# Your Chemistry, Your Data, Your Insights

# Jupyter Setup

Assuming we are in the "dm_public/01_Setup_Intro/notebooks" directory, let's change to the base directory to keep consistency between paths in Jupyter and Python at the command line. If you did not launch Jupyter from the dm_public directory, do not execute this cell. And be sure to only run it once!

In [None]:
%cd ../..

# Reading PCML
Specify the PCML file we will work with in this notebook, and read it from disk into a Python object.

In [None]:
from lxml import etree

pcml_recipe_file = './01_Setup_Intro/data/3a_recipe.pcml'

pcml_obj = etree.parse(pcml_recipe_file)


# Extracting Recipe Content

In [None]:
#list all the chemicals used
chem_elem = pcml_obj.find(".//chemicals")
for c in chem_elem:
    print("Chemical: {}".format(c[0].text))
    

In [None]:
#search for specific safety code
import itertools

code_to_search = "H318"
has_code = len(pcml_obj.xpath('.//safetycode/code[text()="{}"]'.format(code_to_search))) > 0
print("{} {} code associated with recipe chemicals".format("Found" if has_code else "Did not find", code_to_search))


In [None]:
#List off safety codes
safety_elem = pcml_obj.findall(".//safetycode/code")
all_s_codes = [s.text for s in safety_elem]

uniq_s_codes = set(itertools.chain.from_iterable([x.split(" + ") for x in all_s_codes]))
print("Found the following unique safety codes:", sorted(uniq_s_codes))

In [None]:
#extract and count roles of chemicals
from collections import Counter
import pprint

role_elems = pcml_obj.xpath('.//chemicals/chemical')
role_counts = Counter([r.get("role", None) for r in role_elems])

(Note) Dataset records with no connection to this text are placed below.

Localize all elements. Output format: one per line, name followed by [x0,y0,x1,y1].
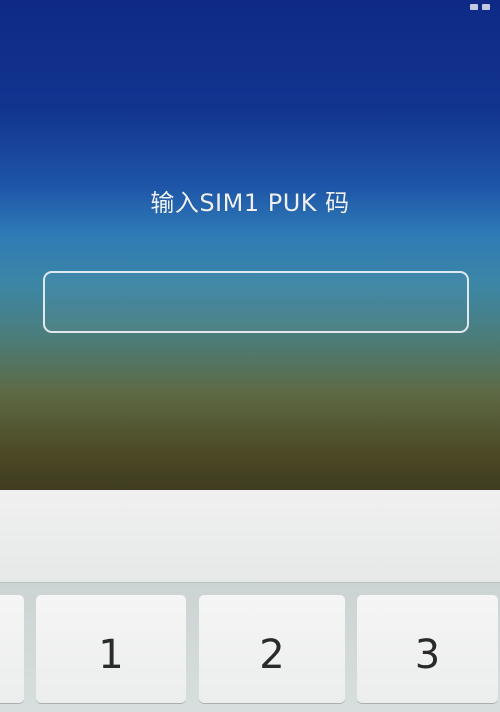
puk-prompt-label: 输入SIM1 PUK 码 [150,189,350,217]
keypad-key-2[interactable]: 2 [199,595,345,703]
keyboard-top-band [0,490,500,582]
numeric-keypad: 1 2 3 [0,582,500,712]
keypad-key-1-label: 1 [98,632,124,678]
keypad-key-1[interactable]: 1 [36,595,186,703]
keypad-key-partial[interactable] [0,595,24,703]
status-bar [380,0,500,14]
keypad-key-3-label: 3 [414,632,441,678]
keypad-key-2-label: 2 [259,632,285,678]
keypad-key-3[interactable]: 3 [357,595,498,703]
puk-input-field[interactable] [43,271,469,333]
signal-icon [470,4,478,10]
lock-screen-background: 输入SIM1 PUK 码 [0,0,500,490]
battery-icon [482,4,490,10]
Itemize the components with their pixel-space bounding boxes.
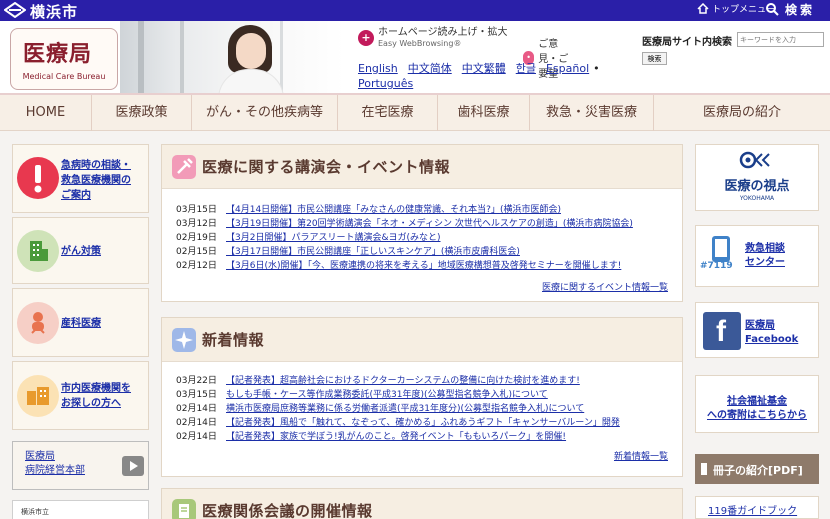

pp = pprint.PrettyPrinter()
pp.pprint(role_counts)

In [None]:
#get operation groupings by step
from collections import defaultdict

step_ops = defaultdict(list)
op_elems = pcml_obj.xpath('/pcml/step/group/operation')      
for oe in op_elems:
    step_ops[oe.getparent().getparent().get("type")].append(oe)

            
for step, ops in step_ops.items():
    print("{} has {} operations".format(step, len(ops)))
    

In [None]:
for i, op in enumerate(step_ops.get("synthesis"), 1):
    print("Operation {}: {}".format(i, op.find("text").text))